How long to hold tax records
Hold on to those tax records But for how long?
By Caryn M. Feldman, CPA, MST
Maintaining tax records and receipts that corroborate what is claimed on your tax return can be a time consuming task. However, maintaining proper tax records is critical should the IRS later audit your return. Tax records are your first line of defense against the challenge of an audit.
What are the basics? While it is important that your tax records be accurate, the IRS generally does not require any particular form of recordkeeping. One of the best records that can be used to substantiate a particular expense is a canceled check. You should keep all canceled checks that relate to any items that you need or think you will need to prepare any tax return. You should also retain any receipts, sales slips and invoices that refer to items that might be included on your return.
These records include records of expenses that can be claimed as itemized deductions. Thus, you should keep records of any unreimbursed medical and dental expenses, including receipts showing the dates you paid them and receipts for transportation primarily for medical care. You should also retain canceled checks verifying the payments of any federal or state estimated tax payments, real estate and personal property taxes, as well as charitable contributions.
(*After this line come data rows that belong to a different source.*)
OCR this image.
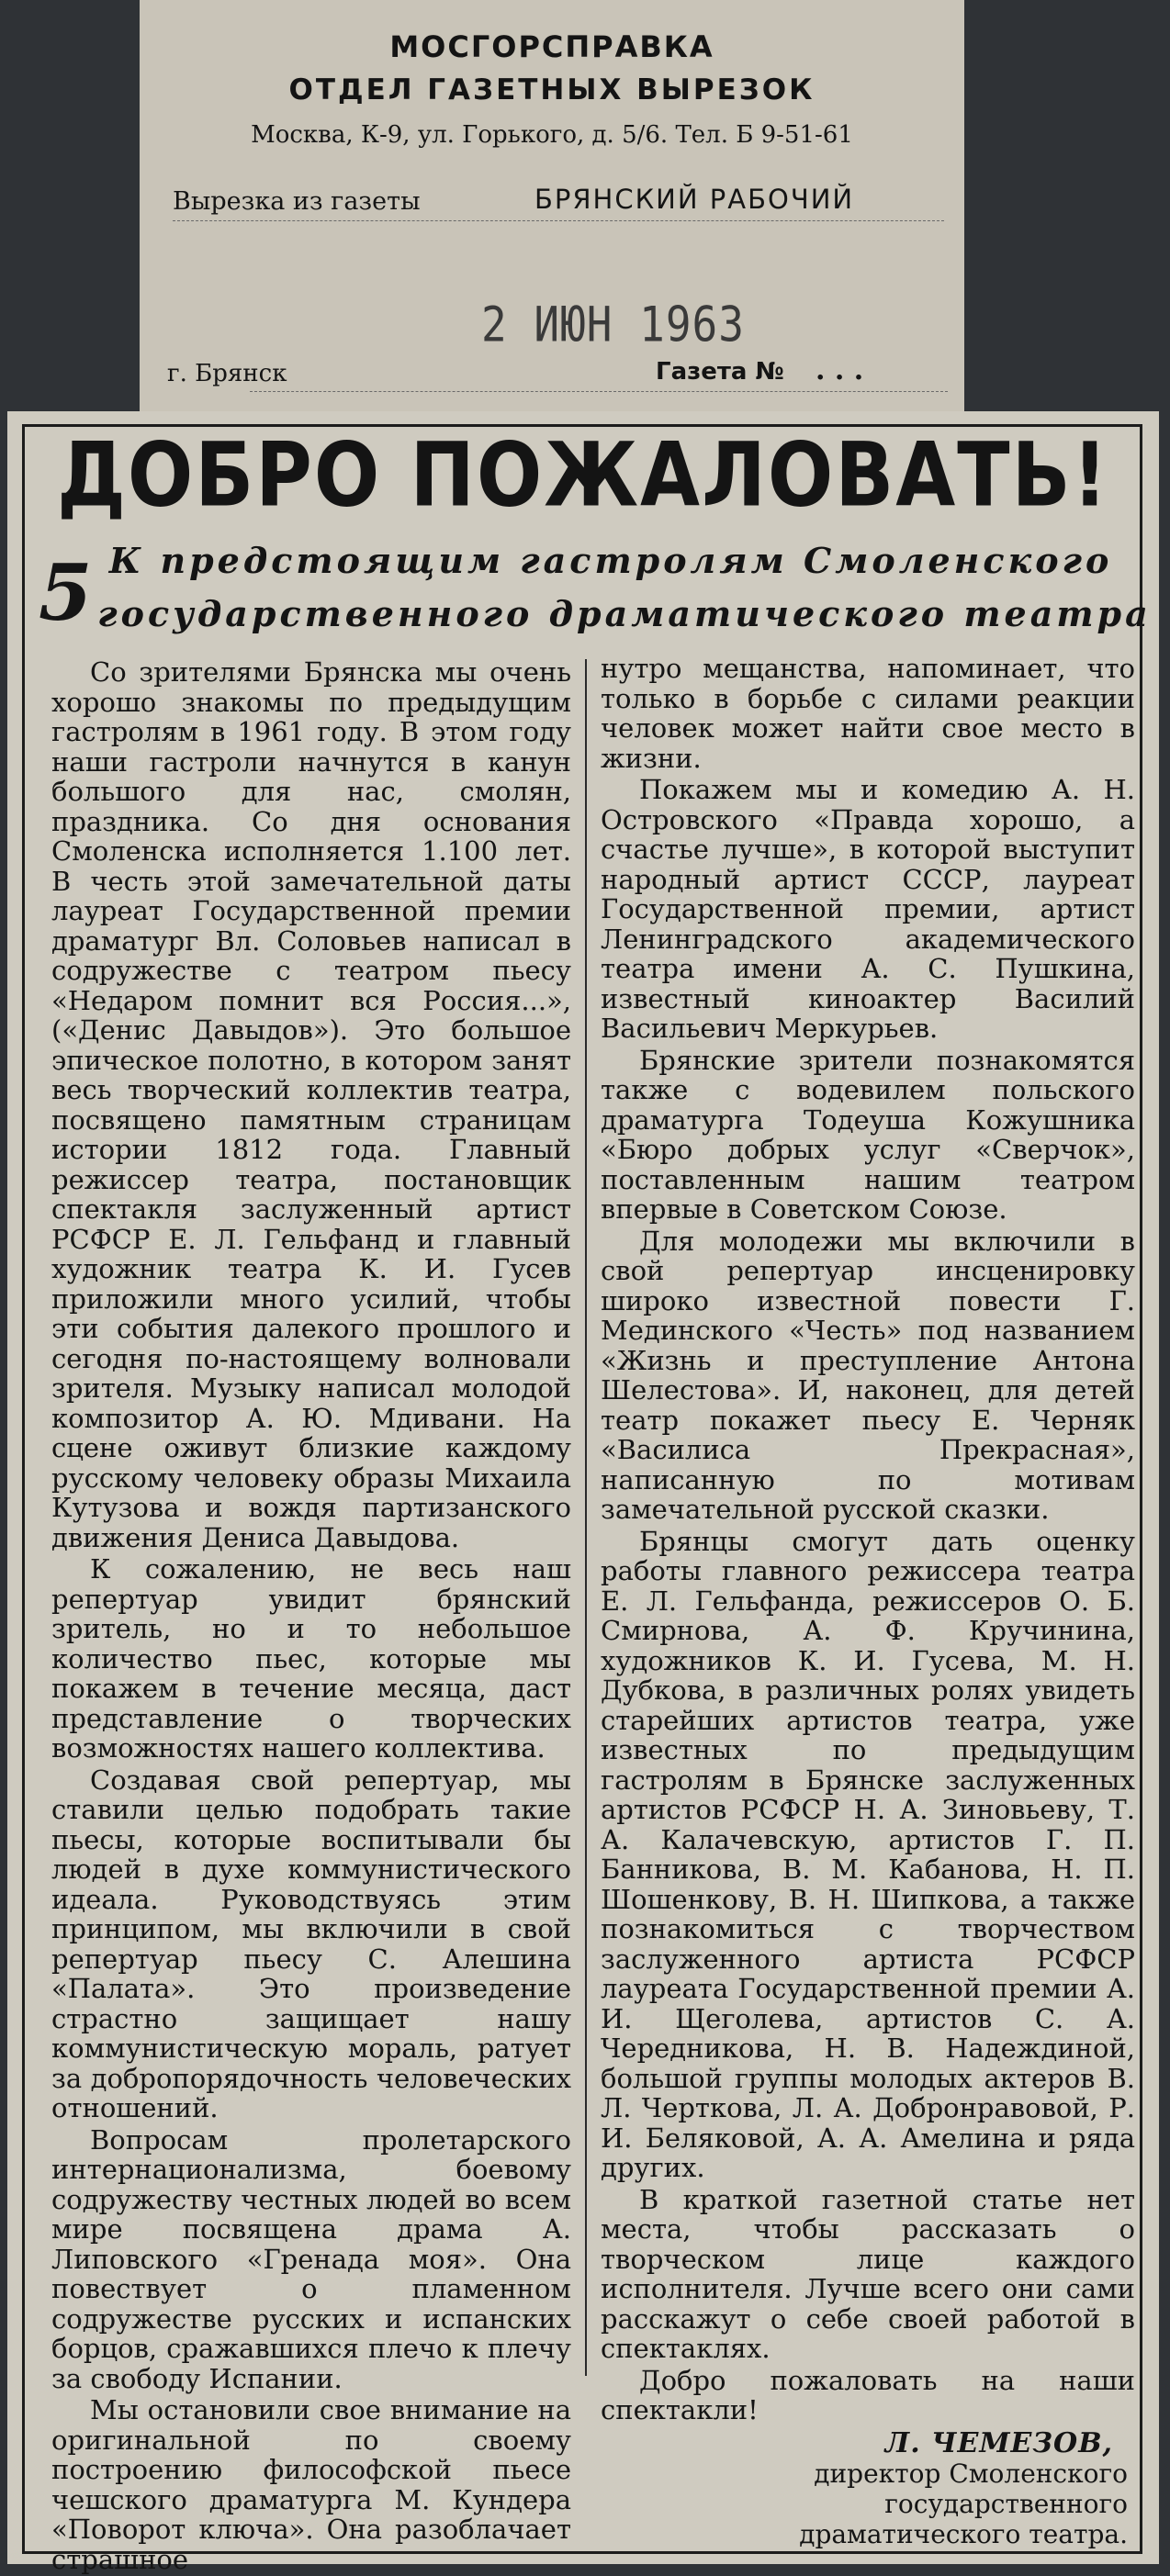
МОСГОРСПРАВКА
ОТДЕЛ ГАЗЕТНЫХ ВЫРЕЗОК
Москва, К-9, ул. Горького, д. 5/6. Тел. Б 9-51-61
Вырезка из газеты	БРЯНСКИЙ РАБОЧИЙ
2 ИЮН 1963
г. Брянск	Газета № . . .
ДОБРО ПОЖАЛОВАТЬ!
5 К предстоящим гастролям Смоленского
государственного драматического театра

Со зрителями Брянска мы очень хорошо знакомы по предыдущим гастролям в 1961 году. В этом году наши гастроли начнутся в канун большого для нас, смолян, праздника. Со дня основания Смоленска исполняется 1.100 лет. В честь этой замечательной даты лауреат Государственной премии драматург Вл. Соловьев написал в содружестве с театром пьесу «Недаром помнит вся Россия...», («Денис Давыдов»). Это большое эпическое полотно, в котором занят весь творческий коллектив театра, посвящено памятным страницам истории 1812 года. Главный режиссер театра, постановщик спектакля заслуженный артист РСФСР Е. Л. Гельфанд и главный художник театра К. И. Гусев приложили много усилий, чтобы эти события далекого прошлого и сегодня по-настоящему волновали зрителя. Музыку написал молодой композитор А. Ю. Мдивани. На сцене оживут близкие каждому русскому человеку образы Михаила Кутузова и вождя партизанского движения Дениса Давыдова.

К сожалению, не весь наш репертуар увидит брянский зритель, но и то небольшое количество пьес, которые мы покажем в течение месяца, даст представление о творческих возможностях нашего коллектива.

Создавая свой репертуар, мы ставили целью подобрать такие пьесы, которые воспитывали бы людей в духе коммунистического идеала. Руководствуясь этим принципом, мы включили в свой репертуар пьесу С. Алешина «Палата». Это произведение страстно защищает нашу коммунистическую мораль, ратует за добропорядочность человеческих отношений.

Вопросам пролетарского интернационализма, боевому содружеству честных людей во всем мире посвящена драма А. Липовского «Гренада моя». Она повествует о пламенном содружестве русских и испанских борцов, сражавшихся плечо к плечу за свободу Испании.

Мы остановили свое внимание на оригинальной по своему построению философской пьесе чешского драматурга М. Кундера «Поворот ключа». Она разоблачает страшное

нутро мещанства, напоминает, что только в борьбе с силами реакции человек может найти свое место в жизни.

Покажем мы и комедию А. Н. Островского «Правда хорошо, а счастье лучше», в которой выступит народный артист СССР, лауреат Государственной премии, артист Ленинградского академического театра имени А. С. Пушкина, известный киноактер Василий Васильевич Меркурьев.

Брянские зрители познакомятся также с водевилем польского драматурга Тодеуша Кожушника «Бюро добрых услуг «Сверчок», поставленным нашим театром впервые в Советском Союзе.

Для молодежи мы включили в свой репертуар инсценировку широко известной повести Г. Мединского «Честь» под названием «Жизнь и преступление Антона Шелестова». И, наконец, для детей театр покажет пьесу Е. Черняк «Василиса Прекрасная», написанную по мотивам замечательной русской сказки.

Брянцы смогут дать оценку работы главного режиссера театра Е. Л. Гельфанда, режиссеров О. Б. Смирнова, А. Ф. Кручинина, художников К. И. Гусева, М. Н. Дубкова, в различных ролях увидеть старейших артистов театра, уже известных по предыдущим гастролям в Брянске заслуженных артистов РСФСР Н. А. Зиновьеву, Т. А. Калачевскую, артистов Г. П. Банникова, В. М. Кабанова, Н. П. Шошенкову, В. Н. Шипкова, а также познакомиться с творчеством заслуженного артиста РСФСР лауреата Государственной премии А. И. Щеголева, артистов С. А. Чередникова, Н. В. Надеждиной, большой группы молодых актеров В. Л. Черткова, Л. А. Добронравовой, Р. И. Беляковой, А. А. Амелина и ряда других.

В краткой газетной статье нет места, чтобы рассказать о творческом лице каждого исполнителя. Лучше всего они сами расскажут о себе своей работой в спектаклях.

Добро пожаловать на наши спектакли!

Л. ЧЕМЕЗОВ,
директор Смоленского
государственного
драматического театра.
If you perform services for a charity, be sure to keep records showing your out-of-pocket expenses.
In addition to keeping information that can be used to support deductions on your tax return, you will also need to maintain records that will substantiate the income reported on your return. This includes Forms W-2 indicating your wages and income tax withholdings from employment and Forms 1099 showing compensation earned as an independent contractor. You should also keep other Forms 1099 showing interest, dividends and other types of income, as well as financial statements you receive from any brokerage houses. It is also important that you keep copies of your tax returns and all related schedules and attachments.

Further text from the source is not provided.